After founding the company Grinbath in 2011 with Usability Research Lab assistant Nathan Jahnke, Still licensed the two inventions from Texas Tech. Grinbath began selling the EyeGuide Tracker, a low cost eye-tracking system, and EyeGuide Assist, a low cost assistive product to allow users with limited or no hand functionality to control a computer mouse with their eyes.
The pair eventually developed 3-D drawings, printed circuit boards and designed hardware for the products and then created the following software to help them function:
Grinbath sold the Tracker and Assist systems in 2011 and 2012. Clients included Oxford University, Clemson, USC, Google and PayPal. An Assist system was even sold to Steve Gleason, a former NFL player diagnosed with ALS. Such sales allowed Still and Jahnke to create a successor to the EyeGuide Tracker technologies. The EG platform, now called the EyeGuide Mobile Platform, debuted in 2012. It is the world’s only mobile eye tracking and control system.
“It not only allows researchers to see what users see wherever they are, whatever they are doing, but it also allows users to control objects with their eyes, including smart systems like drones or robotics, even vehicles,” Still said. “A 90-degree HD scene camera, six hours of battery life, live viewing and playback on iPads, iPhones and head movement compensation with a built in Gyro, the EyeGuide platform is the best system out there for mobile eye tracking and control, even though it remains affordable compared to competitor products.”
Now with analytics and visualize software, sales of complete systems began in late 2014. They have been purchased by Columbia University, the University of North Texas and Stanford, to name a few.

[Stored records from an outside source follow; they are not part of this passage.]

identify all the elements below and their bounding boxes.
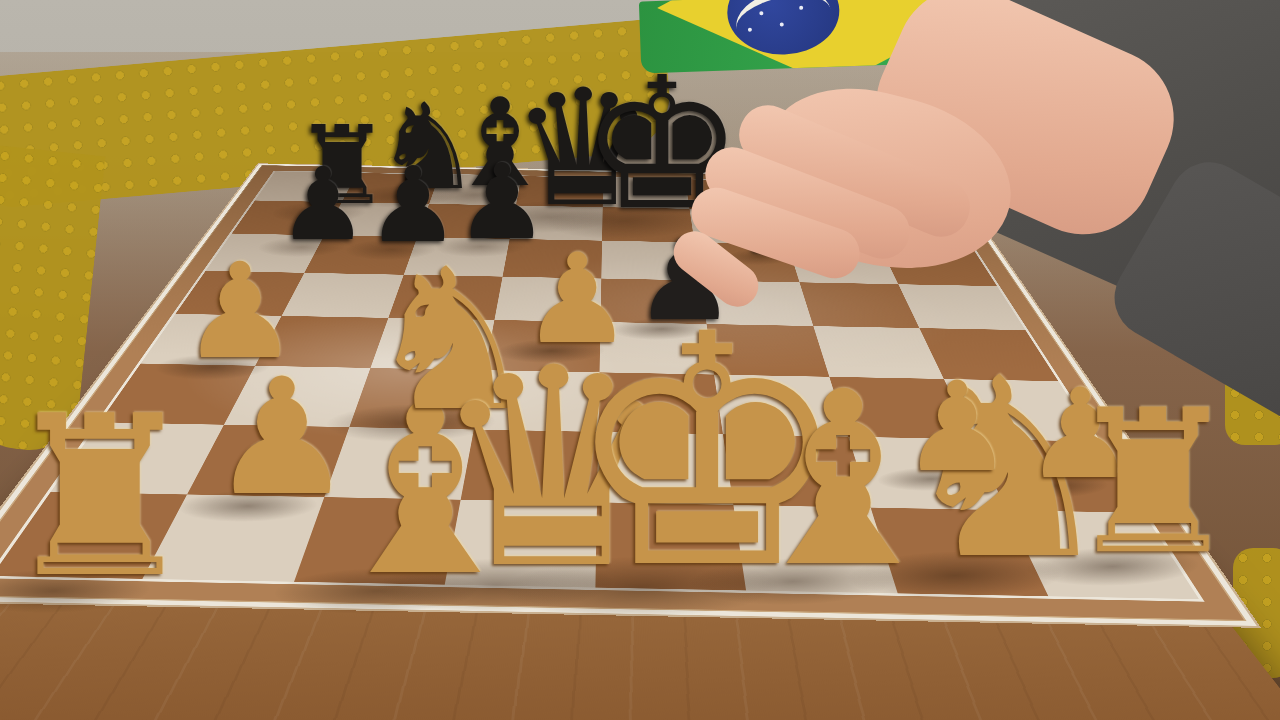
piece-white-p-g2[interactable]: ♟ (895, 365, 1019, 489)
piece-white-p-a3[interactable]: ♟ (174, 245, 306, 377)
photo-scene: ♜♞♝♛♚♟♟♟♟♟♟♜♟♟♝♞♛♚♟♝♞♟♟♜ (0, 0, 1280, 720)
piece-white-p-e4[interactable]: ♟ (515, 237, 639, 361)
square-h5[interactable] (898, 284, 1025, 330)
piece-white-r-h1[interactable]: ♜ (1054, 384, 1252, 582)
piece-white-r-a1[interactable]: ♜ (0, 387, 211, 609)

But even with everything the systems offer, Still and Jahnke aren’t finished.
“We are set to begin pilot testing of a new software application, EyeGuide Focus, which allows trainers and other healthcare practitioners to detect the signs of concussion in athletes,” Still said. “Most current concussion testing is neuropsychological, but EyeGuide Focus is neurocognitive, making it potentially more reliable. And because it can be executed in less than a minute, on the sidelines, it is also more flexible and affordable than other alternatives such as neuroimaging.”
They have already tested more than 2,000 high school athletes in 2015 as part of their study, and now they are working with other Texas Tech researchers from electrical engineering, psychology, health and exercise sciences and agriculture to apply for grants to study the potential effectiveness of Focus in athlete populations.
“If Focus is successful, it will make Grinbath and Texas Tech leaders in providing inexpensive but effective healthcare for sports, especially in rural areas where there are so few resources,” Still said.